A última propriedade afirma que os sistemas de caráter aberto podem atingir a chamada equifinalização, ou seja, condições iniciais diferentes podem levar a resultados finais semelhantes. Este conceito demonstra a multivariedade de processos morfogenéticos atuantes na paisagem, sendo contrário à análise cíclica da paisagem (CHRISTOFOLETTI, 1980). Hack afirma que deve ser levada em conta a relação das formas do relevo e depósitos superficiais com a estrutura geológica. A amplitude topográfica, do topo da vertente até o fundo do vale, varia bastante caso ocorra o afloramento de diversos tipos de rocha, enquanto que a amplitude pode permanecer aproximadamente a mesma caso aflore apenas um único tipo de rocha. Nesse sentido, as vertentes variam também conforme o tipo litológico (op. cit.). É importante a análise da topografia em termos de relações espaciais, independente do tempo. Esta análise nos fornece um embasamento bastante útil para a interpretação da paisagem (HACK, 1972). Há uma preocupação em explicar paisagens em termos de processos e intensidades que atualmente existem e, por essa razão é necessário fazer a interpretação da evidência desses ditos processos nos modelados de relevo. Esta abordagem se preocupa em fazer a interpretação a partir dos processos e suas intensidades, que mudam no espaço e no tempo, deixando de forma clara as relações de formas e processos, fazendo com que as mudanças na paisagem possam ser elucidadas (Figura 10).
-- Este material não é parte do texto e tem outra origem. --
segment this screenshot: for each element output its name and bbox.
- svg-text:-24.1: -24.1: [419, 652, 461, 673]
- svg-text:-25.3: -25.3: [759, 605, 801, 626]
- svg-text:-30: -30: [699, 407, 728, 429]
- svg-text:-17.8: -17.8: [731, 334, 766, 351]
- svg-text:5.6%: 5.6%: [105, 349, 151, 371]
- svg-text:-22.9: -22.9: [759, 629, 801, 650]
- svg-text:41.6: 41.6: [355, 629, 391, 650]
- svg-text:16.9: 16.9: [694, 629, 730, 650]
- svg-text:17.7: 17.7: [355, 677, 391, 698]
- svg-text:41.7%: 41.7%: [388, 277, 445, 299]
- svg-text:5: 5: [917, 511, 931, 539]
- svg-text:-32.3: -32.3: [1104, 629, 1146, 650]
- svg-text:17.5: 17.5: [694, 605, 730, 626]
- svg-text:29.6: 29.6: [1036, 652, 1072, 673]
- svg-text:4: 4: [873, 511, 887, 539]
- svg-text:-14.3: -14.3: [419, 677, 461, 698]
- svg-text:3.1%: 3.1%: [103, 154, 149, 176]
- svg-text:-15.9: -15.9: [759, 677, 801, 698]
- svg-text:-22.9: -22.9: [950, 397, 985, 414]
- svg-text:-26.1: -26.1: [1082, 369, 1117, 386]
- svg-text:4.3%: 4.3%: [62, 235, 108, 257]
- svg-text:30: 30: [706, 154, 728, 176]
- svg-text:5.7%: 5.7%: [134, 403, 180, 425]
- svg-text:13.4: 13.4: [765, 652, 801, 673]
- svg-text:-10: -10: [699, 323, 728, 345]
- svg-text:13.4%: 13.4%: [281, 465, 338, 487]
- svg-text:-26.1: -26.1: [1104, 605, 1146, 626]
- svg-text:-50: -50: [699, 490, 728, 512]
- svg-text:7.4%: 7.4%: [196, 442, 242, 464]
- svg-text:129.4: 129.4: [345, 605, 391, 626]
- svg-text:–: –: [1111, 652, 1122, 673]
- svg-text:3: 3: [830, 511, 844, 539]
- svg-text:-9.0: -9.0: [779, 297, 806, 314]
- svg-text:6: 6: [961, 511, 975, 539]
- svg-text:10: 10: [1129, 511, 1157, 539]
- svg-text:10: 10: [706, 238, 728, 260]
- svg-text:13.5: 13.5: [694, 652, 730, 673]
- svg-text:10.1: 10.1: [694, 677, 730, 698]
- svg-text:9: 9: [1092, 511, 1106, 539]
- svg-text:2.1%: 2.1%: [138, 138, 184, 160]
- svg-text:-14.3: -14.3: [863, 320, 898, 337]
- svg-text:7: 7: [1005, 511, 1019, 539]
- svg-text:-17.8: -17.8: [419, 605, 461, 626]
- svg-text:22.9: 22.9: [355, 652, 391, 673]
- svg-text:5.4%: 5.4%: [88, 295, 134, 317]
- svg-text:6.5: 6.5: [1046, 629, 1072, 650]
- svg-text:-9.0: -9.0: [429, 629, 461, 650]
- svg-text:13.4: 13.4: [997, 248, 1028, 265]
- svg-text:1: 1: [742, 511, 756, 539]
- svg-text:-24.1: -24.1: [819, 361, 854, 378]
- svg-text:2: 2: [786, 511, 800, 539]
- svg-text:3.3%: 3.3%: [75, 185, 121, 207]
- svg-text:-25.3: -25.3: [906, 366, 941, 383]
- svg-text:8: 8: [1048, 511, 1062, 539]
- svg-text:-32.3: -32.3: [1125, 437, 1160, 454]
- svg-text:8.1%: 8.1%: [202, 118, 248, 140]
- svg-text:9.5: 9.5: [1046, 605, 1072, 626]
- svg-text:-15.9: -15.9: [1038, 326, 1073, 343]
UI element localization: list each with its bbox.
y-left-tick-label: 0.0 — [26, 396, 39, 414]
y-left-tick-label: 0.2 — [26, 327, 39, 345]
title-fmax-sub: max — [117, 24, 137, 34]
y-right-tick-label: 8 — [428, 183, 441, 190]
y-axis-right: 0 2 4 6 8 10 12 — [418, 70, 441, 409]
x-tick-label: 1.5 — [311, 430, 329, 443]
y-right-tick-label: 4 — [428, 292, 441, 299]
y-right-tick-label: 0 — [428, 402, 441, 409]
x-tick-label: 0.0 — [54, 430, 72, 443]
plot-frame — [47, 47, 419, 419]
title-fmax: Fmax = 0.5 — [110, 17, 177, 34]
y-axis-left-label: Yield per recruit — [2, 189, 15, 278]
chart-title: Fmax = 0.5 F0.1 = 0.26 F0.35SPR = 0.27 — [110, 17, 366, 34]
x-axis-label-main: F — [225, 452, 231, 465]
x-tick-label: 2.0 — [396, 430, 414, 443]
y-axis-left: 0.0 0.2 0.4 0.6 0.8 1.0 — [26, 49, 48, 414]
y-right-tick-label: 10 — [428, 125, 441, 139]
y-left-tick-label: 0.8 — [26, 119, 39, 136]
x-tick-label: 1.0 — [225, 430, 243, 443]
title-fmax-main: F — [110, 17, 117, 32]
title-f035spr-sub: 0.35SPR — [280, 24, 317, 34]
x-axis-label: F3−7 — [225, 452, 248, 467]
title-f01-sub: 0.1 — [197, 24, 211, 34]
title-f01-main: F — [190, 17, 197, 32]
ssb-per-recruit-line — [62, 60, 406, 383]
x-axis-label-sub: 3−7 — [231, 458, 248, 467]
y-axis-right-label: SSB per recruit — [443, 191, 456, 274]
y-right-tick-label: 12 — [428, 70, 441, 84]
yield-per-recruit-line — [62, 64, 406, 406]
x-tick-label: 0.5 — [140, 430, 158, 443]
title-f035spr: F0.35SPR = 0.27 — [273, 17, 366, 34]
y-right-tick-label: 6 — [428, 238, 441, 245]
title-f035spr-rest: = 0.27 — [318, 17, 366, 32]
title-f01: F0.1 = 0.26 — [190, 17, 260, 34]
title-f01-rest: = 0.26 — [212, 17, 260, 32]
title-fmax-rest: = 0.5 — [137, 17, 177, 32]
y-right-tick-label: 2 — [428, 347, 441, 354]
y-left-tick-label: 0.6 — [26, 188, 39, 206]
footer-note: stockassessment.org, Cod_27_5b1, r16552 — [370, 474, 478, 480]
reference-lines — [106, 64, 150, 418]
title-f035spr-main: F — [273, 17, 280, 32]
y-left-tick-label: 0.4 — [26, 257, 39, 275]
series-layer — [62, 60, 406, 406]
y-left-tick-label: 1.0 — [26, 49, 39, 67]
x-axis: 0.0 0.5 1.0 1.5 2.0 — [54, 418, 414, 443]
O estudo das paisagens com a abordagem do equilíbrio dinâmico permite uma revisão de modo geral da ciência geomorfológica, fazendo uma melhor definição e delimitação do objeto de trabalho e auxiliando na elucidação das preocupações concernentes com as aplicações de técnicas quantitativas (CHRISTOFOLETTI, 1980).

Figura 10 - Modelos de evolução do relevo. Evolução das superfícies de aplainamento segundo DAVIS, PENCK e HACK. Extraído de BURBANK E ANDERSON, 2001.